User talk:BarneyungjmlhajkBlizzard

From Mariopedia

(Difference between revisions)
(hQDSaBpAaqsJxGssUrG)
(rBrOdjKK)
 
Line 1: Line 1:
-
The bitcoin ecnmooy dosn't have deflation at the moment, in the short term (6 months) it will remain in the tail end of a market bubble. For the next 6-9 years it has monetary inflation as more bitcoins continue to be mined. It will take at least a few years for commerce using BTC to create sufficient demand for bitcoins to stop the price being mostly driven by speculation and monetary inflation.Not to mention all the generated but unused coins from 2009 and 2010 that could get dumped if someone finds their old wallet file.
+
Except that is very clearly is, if not a pymarid scheme, a scheme which gives certain powerful and wealthy individuals absolutely disproportionate profits through the work of others who receive only a minute fraction of them.I am not talking (only) about the sickest miners with the best rigs. Besides, they used and paid for their electricity. The problem is the control exerted by the pool operators.It is easy to see how enormously the pool operators profit. They claim the fee of 2-3% (which translates to 1-1.5 BTC) is required to maintain the pool. However, a simple calculation reveals a single operator of a major pool makes hundreds or thousands of dollars' worth of bitcoins daily by maintaining it. One does not need these kinds of amounts of money to maintain a server or even a dozen.The thing is, I am perfectly fine with this. Everyone is a voluntary participant and is able to track his/her profits (or usually lack thereof) virtually in realtime. Besides, what people are contributing here is some computation time, getting big electricity bills. Compared to the massive Ponzi schemes where people lose their lifetime savings and their houses this is just another nice little game on the Internet for most. One doesn't really lose anything of substance even though he might not (and most likely will not) profit from mining, be it pooled or solo.We still shouldn't delude ourselves by thinking that this doesn't follow the same path as any  money for free  scheme: the early bird gets the worṃ (gets the easiest bitcoins and ends up having the most of them). Additionally, as in any scheme seen so far, the ones early in the game get to use the others to further increase their profits, usually maintaining a faster rate of profit than any of the people who entered the game later. We are already past the point when this starts happening and we can easily observe it happening right now thanks to the extensive market data and statistics. It can't be stopped. It is just the nature of this beast.

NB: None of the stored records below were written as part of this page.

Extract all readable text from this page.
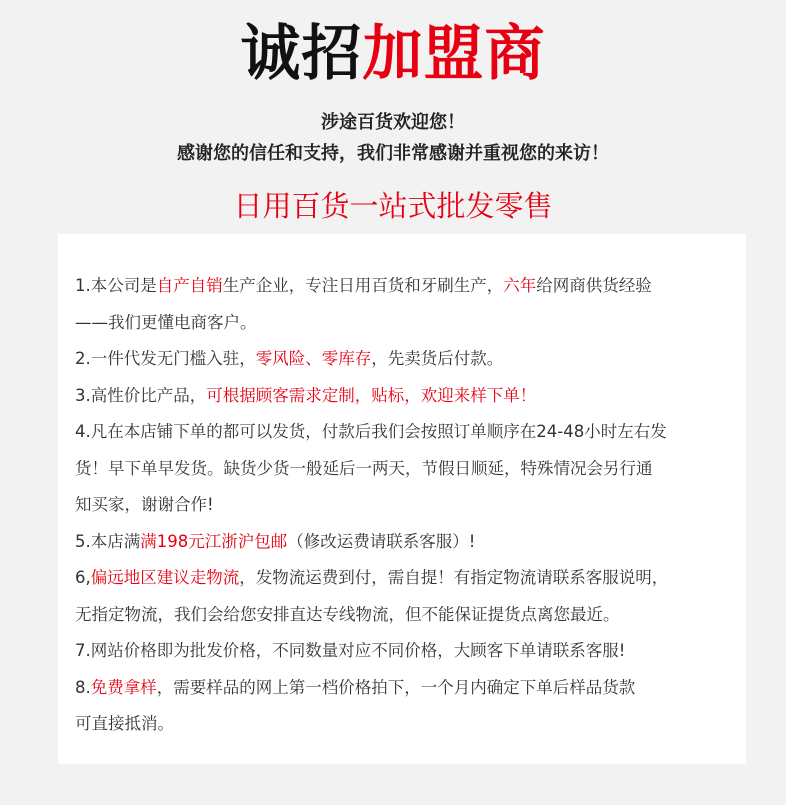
诚招加盟商
涉途百货欢迎您！
感谢您的信任和支持，我们非常感谢并重视您的来访！
日用百货一站式批发零售
1.本公司是自产自销生产企业，专注日用百货和牙刷生产，六年给网商供货经验
——我们更懂电商客户。
2.一件代发无门槛入驻，零风险、零库存，先卖货后付款。
3.高性价比产品，可根据顾客需求定制，贴标，欢迎来样下单！
4.凡在本店铺下单的都可以发货，付款后我们会按照订单顺序在24-48小时左右发
货！早下单早发货。缺货少货一般延后一两天，节假日顺延，特殊情况会另行通
知买家，谢谢合作!
5.本店满满198元江浙沪包邮（修改运费请联系客服）!
6,偏远地区建议走物流，发物流运费到付，需自提！有指定物流请联系客服说明，
无指定物流，我们会给您安排直达专线物流，但不能保证提货点离您最近。
7.网站价格即为批发价格，不同数量对应不同价格，大顾客下单请联系客服!
8.免费拿样，需要样品的网上第一档价格拍下，一个月内确定下单后样品货款
可直接抵消。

Current revision as of 09:35, 17 January 2013

Except that is very clearly is, if not a pymarid scheme, a scheme which gives certain powerful and wealthy individuals absolutely disproportionate profits through the work of others who receive only a minute fraction of them.I am not talking (only) about the sickest miners with the best rigs. Besides, they used and paid for their electricity. The problem is the control exerted by the pool operators.It is easy to see how enormously the pool operators profit. They claim the fee of 2-3% (which translates to 1-1.5 BTC) is required to maintain the pool. However, a simple calculation reveals a single operator of a major pool makes hundreds or thousands of dollars' worth of bitcoins daily by maintaining it. One does not need these kinds of amounts of money to maintain a server or even a dozen.The thing is, I am perfectly fine with this. Everyone is a voluntary participant and is able to track his/her profits (or usually lack thereof) virtually in realtime. Besides, what people are contributing here is some computation time, getting big electricity bills. Compared to the massive Ponzi schemes where people lose their lifetime savings and their houses this is just another nice little game on the Internet for most. One doesn't really lose anything of substance even though he might not (and most likely will not) profit from mining, be it pooled or solo.We still shouldn't delude ourselves by thinking that this doesn't follow the same path as any money for free scheme: the early bird gets the worṃ (gets the easiest bitcoins and ends up having the most of them). Additionally, as in any scheme seen so far, the ones early in the game get to use the others to further increase their profits, usually maintaining a faster rate of profit than any of the people who entered the game later. We are already past the point when this starts happening and we can easily observe it happening right now thanks to the extensive market data and statistics. It can't be stopped. It is just the nature of this beast.